I Bianconeri hampir dipastikan mengakhiri musim ini tanpa gelar setelah dikalahkan oleh Atalanta dengan skor telak 0-4 di Allianz Stadium, Turin.
Gol-gol dari Mateo Retegui, Marten de Roon, Davide Zappacosta, dan Ademola Lookman menjadi pembeda dalam duel antara tim peringkat ketiga dan keempat Serie A pada Senin (10/3) dini hari WIB.
Juventus tadinya disertakan dalam perburuan gelar Scudetto, setelah meraih lima kemenangan beruntun di Serie A, namun dengan selisih sembilan poin dari puncak klasemen, mereka pun tampaknya dicoret dalam perburuan.
Ini semakin menegaskan keterpurukan Thiago Motta, yang sebelumnya gagal membawa Juve melaju jauh di Liga Champions, Coppa Italia, dan Piala Super Italia.
Bianconeri sudah tersingkir dari semua kompetisi itu, dan tujuan yang bisa dikejar di sisa musim adalah tiket ke Liga Champions.
Rumor pemecatan Motta pun mencuat dan beberapa nama, termasuk Antonio Conte mencuat ke permukaan sebagai calon penggantinya.
Kendati begitu, eks kapten Juve, Leonardo Bonucci, merasa aneh dengan bagaimana manajemen menanggapi situasi ini.
Sebab, mereka seakan membiarkan sang pelatih untuk dihujat publik setelah kekalahan kontra Atalanta tersebut.
Dia mengambil contoh ketika Juve kalah 0-2 dari Maccabi Haifa pada Liga Champions di musim 2022/2023, dan Andrea Agnelli melindungi Massimiliano Allegri.

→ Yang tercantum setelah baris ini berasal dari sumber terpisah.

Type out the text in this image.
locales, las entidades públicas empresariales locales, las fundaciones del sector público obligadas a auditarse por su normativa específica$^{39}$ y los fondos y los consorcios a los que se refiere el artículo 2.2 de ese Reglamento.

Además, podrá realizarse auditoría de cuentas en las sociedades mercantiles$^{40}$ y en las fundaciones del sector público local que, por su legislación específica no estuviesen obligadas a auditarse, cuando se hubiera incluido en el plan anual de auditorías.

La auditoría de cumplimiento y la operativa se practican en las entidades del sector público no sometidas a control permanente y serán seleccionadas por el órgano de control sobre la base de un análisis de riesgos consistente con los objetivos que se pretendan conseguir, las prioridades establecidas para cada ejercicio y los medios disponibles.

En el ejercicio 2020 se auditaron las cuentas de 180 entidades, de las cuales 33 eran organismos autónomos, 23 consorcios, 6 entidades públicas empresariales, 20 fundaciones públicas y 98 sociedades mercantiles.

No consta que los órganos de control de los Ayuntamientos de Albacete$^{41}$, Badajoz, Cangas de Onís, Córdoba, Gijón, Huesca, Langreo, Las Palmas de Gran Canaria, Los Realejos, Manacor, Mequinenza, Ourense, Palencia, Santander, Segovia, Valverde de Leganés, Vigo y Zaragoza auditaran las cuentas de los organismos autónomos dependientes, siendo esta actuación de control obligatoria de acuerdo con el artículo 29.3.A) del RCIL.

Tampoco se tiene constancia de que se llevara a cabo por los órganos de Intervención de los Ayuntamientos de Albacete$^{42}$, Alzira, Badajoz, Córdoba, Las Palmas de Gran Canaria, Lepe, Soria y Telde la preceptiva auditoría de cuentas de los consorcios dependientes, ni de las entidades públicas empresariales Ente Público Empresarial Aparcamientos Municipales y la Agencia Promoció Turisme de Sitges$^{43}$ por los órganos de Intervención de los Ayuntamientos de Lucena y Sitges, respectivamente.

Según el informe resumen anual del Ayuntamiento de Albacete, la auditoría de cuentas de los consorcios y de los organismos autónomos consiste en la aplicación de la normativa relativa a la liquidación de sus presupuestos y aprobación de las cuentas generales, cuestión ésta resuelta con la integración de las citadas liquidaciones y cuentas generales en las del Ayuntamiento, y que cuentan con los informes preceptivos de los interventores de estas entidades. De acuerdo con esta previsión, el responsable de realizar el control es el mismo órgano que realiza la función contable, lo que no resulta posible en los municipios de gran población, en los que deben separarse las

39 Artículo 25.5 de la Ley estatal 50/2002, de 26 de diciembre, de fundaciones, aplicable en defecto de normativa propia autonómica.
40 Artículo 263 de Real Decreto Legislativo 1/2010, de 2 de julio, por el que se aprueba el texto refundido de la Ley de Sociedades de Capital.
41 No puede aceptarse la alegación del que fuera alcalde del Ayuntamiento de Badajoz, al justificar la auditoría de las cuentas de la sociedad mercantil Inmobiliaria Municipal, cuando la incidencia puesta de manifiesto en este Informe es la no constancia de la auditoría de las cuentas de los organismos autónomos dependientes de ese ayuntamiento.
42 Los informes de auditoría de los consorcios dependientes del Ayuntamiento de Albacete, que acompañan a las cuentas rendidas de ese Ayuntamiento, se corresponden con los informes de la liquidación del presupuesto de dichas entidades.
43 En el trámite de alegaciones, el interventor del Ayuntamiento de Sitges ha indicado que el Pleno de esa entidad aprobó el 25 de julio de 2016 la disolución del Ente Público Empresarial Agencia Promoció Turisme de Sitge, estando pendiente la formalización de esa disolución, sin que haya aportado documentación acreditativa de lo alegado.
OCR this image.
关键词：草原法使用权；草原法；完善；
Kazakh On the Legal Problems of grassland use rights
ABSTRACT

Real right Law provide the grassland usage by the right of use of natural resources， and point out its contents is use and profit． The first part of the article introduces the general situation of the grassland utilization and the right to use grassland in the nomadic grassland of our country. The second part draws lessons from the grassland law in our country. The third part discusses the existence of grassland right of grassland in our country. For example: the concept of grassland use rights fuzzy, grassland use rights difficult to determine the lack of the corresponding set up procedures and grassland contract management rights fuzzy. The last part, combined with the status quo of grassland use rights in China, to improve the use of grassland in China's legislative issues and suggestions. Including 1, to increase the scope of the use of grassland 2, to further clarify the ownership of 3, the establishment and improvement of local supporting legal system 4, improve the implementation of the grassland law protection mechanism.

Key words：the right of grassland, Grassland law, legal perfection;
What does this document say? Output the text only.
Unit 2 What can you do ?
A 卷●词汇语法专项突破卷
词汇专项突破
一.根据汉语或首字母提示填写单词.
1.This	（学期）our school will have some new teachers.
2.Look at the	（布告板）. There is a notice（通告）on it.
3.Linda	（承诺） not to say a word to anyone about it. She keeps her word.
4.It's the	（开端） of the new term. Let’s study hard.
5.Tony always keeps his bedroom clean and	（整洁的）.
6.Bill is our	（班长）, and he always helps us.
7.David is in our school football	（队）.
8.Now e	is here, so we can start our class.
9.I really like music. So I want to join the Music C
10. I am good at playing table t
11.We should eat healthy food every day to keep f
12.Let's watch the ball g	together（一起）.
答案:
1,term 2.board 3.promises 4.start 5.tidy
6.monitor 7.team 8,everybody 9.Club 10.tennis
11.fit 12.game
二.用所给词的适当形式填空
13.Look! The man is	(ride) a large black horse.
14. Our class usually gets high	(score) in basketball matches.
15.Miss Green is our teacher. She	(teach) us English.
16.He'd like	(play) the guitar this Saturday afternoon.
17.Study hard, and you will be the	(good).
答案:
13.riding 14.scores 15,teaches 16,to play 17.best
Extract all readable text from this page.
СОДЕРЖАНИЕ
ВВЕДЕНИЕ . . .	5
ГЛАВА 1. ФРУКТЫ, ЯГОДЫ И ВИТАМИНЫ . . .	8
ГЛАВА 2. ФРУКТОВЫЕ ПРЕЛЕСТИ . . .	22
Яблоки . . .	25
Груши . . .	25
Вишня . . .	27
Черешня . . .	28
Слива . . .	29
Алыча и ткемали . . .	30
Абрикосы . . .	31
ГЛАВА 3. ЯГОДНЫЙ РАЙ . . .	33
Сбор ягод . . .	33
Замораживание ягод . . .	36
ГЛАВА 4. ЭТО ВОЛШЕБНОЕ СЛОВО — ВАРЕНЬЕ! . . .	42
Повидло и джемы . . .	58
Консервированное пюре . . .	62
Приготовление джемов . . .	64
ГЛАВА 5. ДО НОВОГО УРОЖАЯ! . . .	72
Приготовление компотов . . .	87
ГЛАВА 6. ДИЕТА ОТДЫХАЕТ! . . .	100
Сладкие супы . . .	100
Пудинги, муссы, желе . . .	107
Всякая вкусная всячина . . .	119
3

"Anehnya, tidak ada yang berani bertanggung jawab. Agnelli melakukannya setelah kekalahan di Haifa," kata Bonucci kepada La Gazzetta dello Sport.
"Klub harus lebih sering muncul dengan sosok yang tepat," tambah Bonucci, yang telah meninggalkan Juve pada 2023 dan pensiun setahun kemudian.